Tuesday, December 8, 2015

MyHeritage Releases Over 150,000 Family History Books - FREE to Access

MyHeritage announced yesterday that they have added a huge, FREE collection of family history books to their SuperSearch collection - see the MyHeritage announcement in Huge Free Collection of digitized Books Now -- Available on MyHeritage.

The article says:
"The new collection includes tens of thousands of digitized historical books, with actual images of the books' pages, and all their text extracted using Optical Character Recognition. The books span the last four centuries and include family, local and military histories, city and county directories, school and university yearbooks, church and congregational minutes and much more. A vast amount of rich data from diverse publications makes this collection a fantastic source of rare genealogical gems, providing insight into the lives of our ancestors and relatives."
The free collection is at https://www.myheritage.com/research/collection-90100/compilation-of-published-sources.

I went searching...you know me, I can't resist!  Here is the search page with information about my ancestor, Martin Carringer, entered:


I entered a first name of "Martin," a last name of Carringer," and Keywords of "mercer" and "pennsylvania" in an effort to narrow the search.

I received 137 matches:



I clicked on the first match, and saw the record summary:


Note that the page image is shown for this match.  Further down the page is a frame with the OCR text:

 I clicked on the orange "Full screen" icon at the top of the page, and scrolled down a bit to see the paragraph with the name and keyword information:


At this point, I could use the "Print" icon at the top right of the screen to print the page, or the "Download" icon to download the document page as a JPG file and save it to my computer file folder.

Below the OCR frame there is an orange "Save record" button to save it to a person in my MyHeritage family tree.

The MyHeritage article says that these books will be included in the Record Matches provided by MyHeritage for persons in my family tree.  I think I am already seeing some of these matches - the number of Record Matches and the number of Collections with Record Matches went up over night.  However, this particular match did not appear on the Record Match list yet.

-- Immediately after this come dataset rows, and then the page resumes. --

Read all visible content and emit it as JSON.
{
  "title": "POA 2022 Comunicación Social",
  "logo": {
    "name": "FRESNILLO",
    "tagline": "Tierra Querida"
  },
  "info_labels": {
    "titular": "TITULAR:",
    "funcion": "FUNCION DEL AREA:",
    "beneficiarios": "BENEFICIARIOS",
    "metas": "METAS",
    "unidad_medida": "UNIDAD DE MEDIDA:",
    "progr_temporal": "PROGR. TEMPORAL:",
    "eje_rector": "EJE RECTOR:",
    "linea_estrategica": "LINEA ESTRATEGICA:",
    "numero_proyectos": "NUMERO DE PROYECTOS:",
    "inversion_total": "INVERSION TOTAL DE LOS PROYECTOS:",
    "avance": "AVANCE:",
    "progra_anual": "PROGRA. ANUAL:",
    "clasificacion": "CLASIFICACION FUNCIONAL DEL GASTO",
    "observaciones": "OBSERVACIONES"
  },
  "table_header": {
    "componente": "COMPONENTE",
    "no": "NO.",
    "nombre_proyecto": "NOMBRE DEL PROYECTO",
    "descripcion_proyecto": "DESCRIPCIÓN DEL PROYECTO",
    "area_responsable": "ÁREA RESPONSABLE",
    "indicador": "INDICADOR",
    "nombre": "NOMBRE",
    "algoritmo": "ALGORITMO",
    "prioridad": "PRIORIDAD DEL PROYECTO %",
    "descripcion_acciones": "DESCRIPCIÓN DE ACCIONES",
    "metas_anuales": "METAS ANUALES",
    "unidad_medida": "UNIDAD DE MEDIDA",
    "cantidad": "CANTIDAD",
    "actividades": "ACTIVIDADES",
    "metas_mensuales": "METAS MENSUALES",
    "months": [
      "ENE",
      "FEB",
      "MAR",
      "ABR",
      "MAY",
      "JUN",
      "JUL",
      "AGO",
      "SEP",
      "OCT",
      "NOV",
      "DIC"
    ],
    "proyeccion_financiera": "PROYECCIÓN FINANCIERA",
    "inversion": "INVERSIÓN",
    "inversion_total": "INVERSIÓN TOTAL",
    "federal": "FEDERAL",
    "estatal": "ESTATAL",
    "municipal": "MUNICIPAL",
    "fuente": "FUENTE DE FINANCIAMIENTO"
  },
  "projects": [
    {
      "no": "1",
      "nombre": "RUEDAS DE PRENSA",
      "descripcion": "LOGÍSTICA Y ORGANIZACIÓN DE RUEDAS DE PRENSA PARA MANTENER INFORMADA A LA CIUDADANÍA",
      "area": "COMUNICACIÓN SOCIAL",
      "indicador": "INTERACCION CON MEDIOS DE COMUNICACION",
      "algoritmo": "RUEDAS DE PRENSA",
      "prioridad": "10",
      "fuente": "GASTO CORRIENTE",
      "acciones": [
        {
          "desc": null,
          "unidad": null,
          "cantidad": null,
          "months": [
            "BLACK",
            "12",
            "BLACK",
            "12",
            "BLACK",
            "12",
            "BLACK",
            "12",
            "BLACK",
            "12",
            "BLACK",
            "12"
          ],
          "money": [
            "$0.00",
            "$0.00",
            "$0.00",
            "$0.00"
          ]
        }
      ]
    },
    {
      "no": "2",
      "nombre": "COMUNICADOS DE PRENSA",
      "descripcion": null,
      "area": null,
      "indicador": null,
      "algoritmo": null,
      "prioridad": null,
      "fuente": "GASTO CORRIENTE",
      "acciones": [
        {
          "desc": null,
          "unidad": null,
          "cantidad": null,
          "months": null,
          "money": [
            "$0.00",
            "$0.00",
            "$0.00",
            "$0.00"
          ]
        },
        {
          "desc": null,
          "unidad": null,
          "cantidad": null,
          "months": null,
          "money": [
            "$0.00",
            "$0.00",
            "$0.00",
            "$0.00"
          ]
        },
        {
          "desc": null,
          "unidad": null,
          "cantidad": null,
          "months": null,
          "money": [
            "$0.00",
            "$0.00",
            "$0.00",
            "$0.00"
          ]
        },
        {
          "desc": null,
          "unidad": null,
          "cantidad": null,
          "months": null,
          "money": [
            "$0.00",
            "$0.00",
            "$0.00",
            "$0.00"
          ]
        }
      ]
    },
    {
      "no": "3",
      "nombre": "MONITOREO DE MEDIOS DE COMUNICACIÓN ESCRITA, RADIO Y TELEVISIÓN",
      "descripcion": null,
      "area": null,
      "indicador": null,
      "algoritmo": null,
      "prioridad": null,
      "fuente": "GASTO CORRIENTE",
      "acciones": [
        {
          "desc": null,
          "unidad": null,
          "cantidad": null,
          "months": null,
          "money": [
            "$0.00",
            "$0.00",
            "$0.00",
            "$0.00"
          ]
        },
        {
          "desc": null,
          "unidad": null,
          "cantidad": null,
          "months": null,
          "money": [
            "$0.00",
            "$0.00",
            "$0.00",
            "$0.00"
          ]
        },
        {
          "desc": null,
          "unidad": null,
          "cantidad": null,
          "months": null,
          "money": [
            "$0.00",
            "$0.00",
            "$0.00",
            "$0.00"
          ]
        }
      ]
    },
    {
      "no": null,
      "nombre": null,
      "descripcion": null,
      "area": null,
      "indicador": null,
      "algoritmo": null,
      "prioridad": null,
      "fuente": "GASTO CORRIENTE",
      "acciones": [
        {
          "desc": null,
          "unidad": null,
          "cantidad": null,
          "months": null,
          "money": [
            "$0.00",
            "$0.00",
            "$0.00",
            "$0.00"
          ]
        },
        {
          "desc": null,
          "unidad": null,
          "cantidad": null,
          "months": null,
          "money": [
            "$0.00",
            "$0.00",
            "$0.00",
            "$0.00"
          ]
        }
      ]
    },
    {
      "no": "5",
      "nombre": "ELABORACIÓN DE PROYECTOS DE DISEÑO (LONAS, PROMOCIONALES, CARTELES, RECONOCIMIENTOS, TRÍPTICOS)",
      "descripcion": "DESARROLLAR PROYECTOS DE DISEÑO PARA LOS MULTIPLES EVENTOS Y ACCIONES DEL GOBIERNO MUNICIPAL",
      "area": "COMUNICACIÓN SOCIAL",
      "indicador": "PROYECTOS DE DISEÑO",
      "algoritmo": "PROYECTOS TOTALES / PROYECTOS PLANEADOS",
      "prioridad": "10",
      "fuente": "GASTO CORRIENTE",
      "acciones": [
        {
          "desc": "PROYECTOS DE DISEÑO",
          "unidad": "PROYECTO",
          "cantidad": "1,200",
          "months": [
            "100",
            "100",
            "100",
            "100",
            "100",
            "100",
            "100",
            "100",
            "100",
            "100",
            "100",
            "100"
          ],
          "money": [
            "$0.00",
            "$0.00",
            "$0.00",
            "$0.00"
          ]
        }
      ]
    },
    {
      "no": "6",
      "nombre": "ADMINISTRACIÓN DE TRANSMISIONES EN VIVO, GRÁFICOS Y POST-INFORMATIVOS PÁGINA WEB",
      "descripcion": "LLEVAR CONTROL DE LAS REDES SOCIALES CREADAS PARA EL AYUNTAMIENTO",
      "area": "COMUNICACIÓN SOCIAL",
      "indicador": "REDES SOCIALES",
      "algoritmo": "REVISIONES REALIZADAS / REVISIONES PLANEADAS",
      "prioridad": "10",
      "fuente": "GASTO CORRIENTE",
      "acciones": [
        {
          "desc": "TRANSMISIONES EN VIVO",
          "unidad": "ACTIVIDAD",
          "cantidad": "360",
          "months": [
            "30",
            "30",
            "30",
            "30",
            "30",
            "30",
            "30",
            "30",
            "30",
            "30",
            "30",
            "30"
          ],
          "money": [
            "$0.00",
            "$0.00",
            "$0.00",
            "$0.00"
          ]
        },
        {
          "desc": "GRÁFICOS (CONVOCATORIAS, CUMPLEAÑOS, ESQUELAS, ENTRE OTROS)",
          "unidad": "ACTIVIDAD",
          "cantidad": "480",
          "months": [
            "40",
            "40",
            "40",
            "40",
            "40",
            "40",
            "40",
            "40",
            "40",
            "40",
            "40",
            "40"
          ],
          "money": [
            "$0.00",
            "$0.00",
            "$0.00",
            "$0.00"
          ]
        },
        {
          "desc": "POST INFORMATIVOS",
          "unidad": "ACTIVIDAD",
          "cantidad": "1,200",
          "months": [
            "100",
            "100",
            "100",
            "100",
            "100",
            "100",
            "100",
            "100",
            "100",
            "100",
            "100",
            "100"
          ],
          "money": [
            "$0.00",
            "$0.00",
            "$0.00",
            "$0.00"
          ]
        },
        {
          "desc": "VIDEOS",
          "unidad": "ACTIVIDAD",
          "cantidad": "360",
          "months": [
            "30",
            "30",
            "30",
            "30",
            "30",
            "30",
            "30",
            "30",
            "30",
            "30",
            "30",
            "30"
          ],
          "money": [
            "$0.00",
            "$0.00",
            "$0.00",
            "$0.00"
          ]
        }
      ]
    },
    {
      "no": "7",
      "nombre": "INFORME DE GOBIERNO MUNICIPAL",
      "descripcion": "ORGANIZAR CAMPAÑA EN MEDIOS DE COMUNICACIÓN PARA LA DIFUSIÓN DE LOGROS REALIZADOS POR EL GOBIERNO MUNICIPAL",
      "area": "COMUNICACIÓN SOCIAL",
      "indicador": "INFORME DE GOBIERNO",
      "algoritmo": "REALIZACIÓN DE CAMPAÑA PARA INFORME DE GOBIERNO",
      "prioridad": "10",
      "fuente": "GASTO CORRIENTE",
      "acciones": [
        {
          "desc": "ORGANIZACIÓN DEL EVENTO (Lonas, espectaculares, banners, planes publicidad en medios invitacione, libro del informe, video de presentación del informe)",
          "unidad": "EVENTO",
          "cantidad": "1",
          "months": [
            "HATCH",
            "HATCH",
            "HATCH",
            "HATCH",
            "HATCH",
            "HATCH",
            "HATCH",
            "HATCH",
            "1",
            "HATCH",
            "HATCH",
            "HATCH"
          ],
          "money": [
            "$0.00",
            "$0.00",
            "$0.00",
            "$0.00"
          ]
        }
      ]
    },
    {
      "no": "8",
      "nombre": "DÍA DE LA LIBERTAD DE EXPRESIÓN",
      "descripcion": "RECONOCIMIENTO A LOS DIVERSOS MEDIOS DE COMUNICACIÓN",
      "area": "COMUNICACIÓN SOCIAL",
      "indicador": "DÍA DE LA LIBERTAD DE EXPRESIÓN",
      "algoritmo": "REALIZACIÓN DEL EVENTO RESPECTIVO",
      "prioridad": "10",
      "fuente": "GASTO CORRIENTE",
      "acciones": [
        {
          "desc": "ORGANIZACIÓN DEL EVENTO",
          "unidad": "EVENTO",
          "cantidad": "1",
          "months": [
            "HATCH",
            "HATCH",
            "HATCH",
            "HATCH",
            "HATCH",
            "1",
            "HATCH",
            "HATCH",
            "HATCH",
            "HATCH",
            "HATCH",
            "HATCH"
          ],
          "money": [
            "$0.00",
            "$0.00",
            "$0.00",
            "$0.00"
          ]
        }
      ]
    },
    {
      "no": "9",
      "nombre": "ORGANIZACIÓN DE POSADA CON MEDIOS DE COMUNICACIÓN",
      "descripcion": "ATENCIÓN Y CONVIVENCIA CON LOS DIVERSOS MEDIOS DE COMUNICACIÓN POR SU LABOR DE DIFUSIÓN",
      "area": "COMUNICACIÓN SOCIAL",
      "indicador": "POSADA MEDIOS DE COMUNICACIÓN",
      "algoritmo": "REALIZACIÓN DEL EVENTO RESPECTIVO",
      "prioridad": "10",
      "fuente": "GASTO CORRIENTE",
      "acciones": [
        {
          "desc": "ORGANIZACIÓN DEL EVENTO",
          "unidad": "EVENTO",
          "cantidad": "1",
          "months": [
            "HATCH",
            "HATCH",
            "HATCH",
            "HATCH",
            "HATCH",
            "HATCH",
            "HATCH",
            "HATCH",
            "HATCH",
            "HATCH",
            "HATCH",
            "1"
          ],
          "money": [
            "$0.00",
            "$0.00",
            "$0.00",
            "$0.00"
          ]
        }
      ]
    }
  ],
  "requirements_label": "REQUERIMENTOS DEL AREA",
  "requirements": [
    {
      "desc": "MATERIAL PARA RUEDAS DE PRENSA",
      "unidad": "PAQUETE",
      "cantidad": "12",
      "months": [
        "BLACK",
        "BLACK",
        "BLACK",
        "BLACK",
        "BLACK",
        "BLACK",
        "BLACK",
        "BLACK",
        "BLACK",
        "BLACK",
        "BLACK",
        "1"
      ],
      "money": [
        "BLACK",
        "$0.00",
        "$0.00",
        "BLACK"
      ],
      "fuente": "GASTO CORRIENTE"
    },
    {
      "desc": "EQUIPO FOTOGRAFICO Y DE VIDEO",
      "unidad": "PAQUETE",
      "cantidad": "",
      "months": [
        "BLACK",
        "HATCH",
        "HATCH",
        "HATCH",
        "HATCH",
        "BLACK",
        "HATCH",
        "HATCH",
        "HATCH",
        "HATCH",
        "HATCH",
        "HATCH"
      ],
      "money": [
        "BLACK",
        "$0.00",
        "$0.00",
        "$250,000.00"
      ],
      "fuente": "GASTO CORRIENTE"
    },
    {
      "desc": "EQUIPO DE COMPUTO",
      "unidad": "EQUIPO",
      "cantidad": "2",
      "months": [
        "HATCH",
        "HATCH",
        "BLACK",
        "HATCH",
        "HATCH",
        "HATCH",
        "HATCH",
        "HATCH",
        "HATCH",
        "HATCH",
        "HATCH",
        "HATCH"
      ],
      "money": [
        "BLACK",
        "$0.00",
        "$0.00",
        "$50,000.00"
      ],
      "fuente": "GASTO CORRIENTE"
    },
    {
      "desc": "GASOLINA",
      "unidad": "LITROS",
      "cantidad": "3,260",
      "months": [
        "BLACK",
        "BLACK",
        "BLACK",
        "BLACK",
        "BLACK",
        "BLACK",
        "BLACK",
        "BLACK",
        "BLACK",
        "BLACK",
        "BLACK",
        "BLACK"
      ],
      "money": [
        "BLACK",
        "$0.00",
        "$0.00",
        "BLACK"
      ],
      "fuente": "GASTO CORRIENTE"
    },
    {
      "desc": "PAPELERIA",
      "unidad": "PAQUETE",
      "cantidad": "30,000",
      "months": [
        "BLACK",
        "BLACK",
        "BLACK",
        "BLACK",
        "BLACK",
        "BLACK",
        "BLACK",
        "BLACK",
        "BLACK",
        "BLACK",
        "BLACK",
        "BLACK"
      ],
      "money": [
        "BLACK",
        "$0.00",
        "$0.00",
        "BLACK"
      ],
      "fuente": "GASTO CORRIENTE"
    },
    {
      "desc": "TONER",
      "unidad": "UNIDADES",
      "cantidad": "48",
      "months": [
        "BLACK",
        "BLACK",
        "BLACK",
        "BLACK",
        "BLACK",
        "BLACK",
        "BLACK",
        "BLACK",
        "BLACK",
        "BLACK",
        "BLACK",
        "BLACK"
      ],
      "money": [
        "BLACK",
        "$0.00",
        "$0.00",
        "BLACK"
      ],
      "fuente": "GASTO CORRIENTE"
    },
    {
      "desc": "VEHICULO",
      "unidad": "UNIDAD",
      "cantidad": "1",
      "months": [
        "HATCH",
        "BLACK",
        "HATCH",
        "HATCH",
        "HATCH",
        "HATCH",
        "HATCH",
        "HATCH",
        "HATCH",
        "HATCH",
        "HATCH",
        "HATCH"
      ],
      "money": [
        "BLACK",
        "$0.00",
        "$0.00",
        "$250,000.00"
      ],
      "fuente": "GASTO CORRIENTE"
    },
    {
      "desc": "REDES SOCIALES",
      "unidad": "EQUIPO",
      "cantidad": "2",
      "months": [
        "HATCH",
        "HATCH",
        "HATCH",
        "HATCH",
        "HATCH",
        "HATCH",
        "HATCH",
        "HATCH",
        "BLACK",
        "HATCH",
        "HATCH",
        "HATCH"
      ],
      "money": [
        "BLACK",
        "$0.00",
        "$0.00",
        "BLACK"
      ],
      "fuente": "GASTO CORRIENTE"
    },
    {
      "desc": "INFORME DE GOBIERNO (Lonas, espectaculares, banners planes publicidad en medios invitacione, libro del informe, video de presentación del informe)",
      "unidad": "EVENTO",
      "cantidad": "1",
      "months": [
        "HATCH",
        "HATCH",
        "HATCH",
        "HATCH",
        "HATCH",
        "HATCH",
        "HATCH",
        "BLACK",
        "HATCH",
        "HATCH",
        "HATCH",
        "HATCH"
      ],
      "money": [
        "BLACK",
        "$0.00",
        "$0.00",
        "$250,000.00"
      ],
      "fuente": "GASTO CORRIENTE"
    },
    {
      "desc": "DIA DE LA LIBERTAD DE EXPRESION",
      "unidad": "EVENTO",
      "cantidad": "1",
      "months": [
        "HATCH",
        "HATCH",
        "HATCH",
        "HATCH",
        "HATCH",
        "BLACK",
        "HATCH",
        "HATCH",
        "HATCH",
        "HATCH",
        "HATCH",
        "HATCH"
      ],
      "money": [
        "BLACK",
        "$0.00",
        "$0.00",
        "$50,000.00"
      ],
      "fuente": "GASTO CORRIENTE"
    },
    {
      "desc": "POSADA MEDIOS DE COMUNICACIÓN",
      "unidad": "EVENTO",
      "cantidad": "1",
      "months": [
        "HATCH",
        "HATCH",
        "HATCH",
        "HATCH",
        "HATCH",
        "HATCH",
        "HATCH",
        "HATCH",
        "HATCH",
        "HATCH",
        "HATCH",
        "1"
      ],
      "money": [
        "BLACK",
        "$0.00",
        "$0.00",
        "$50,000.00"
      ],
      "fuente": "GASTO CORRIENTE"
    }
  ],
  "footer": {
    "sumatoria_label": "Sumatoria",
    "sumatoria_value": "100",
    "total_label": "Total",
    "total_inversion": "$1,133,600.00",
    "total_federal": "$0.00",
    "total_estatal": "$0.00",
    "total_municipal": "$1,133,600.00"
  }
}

The MyHeritage article notes that:
"We've added this collection using a new process that adds approximately 250 million pages to SuperSearch™ per year, utilizing a team of 40 curators. The curators examine each digitized book for relevance to family history research, and enhance its meta data if they decide to include it. The collection is sourced from various published texts that are copyright-free, and will be updated from now on several times each year."
This is really good news for researchers.  The use of Record Match technology on printed text like this is a real benefit.  And it's FREE to use.  It's a win-win for everyone IMHO.  However, it is only available for copyright-free texts, so don't expect it to include every family history book ever written.

The URL for this post is:  http://www.geneamusings.com/2015/12/myheritage-releases-over-150000-family.html

Copyright (c) 2015, Randall J. Seaver


Please comment on this post on the website by clicking the URL above and then the "Comments" link at the bottom of each post.  Or contact me by email at randy.seaver@gmail.com.





1 comment:

Geolover said...

Why is access free? Because most (if not all) of the items are already on totally free sites such as Archive.org and HathiTrust, as well as on subscription sites such as AmericanAncestors (NEHGS).

There are also search-engine issues. In one trial search the results list came up with at least a dozen exact duplicates of one particular item.

But who knows, maybe MyHeritage will branch out and obtain hitherto-unavailable publications. And refine the search engine algorithm.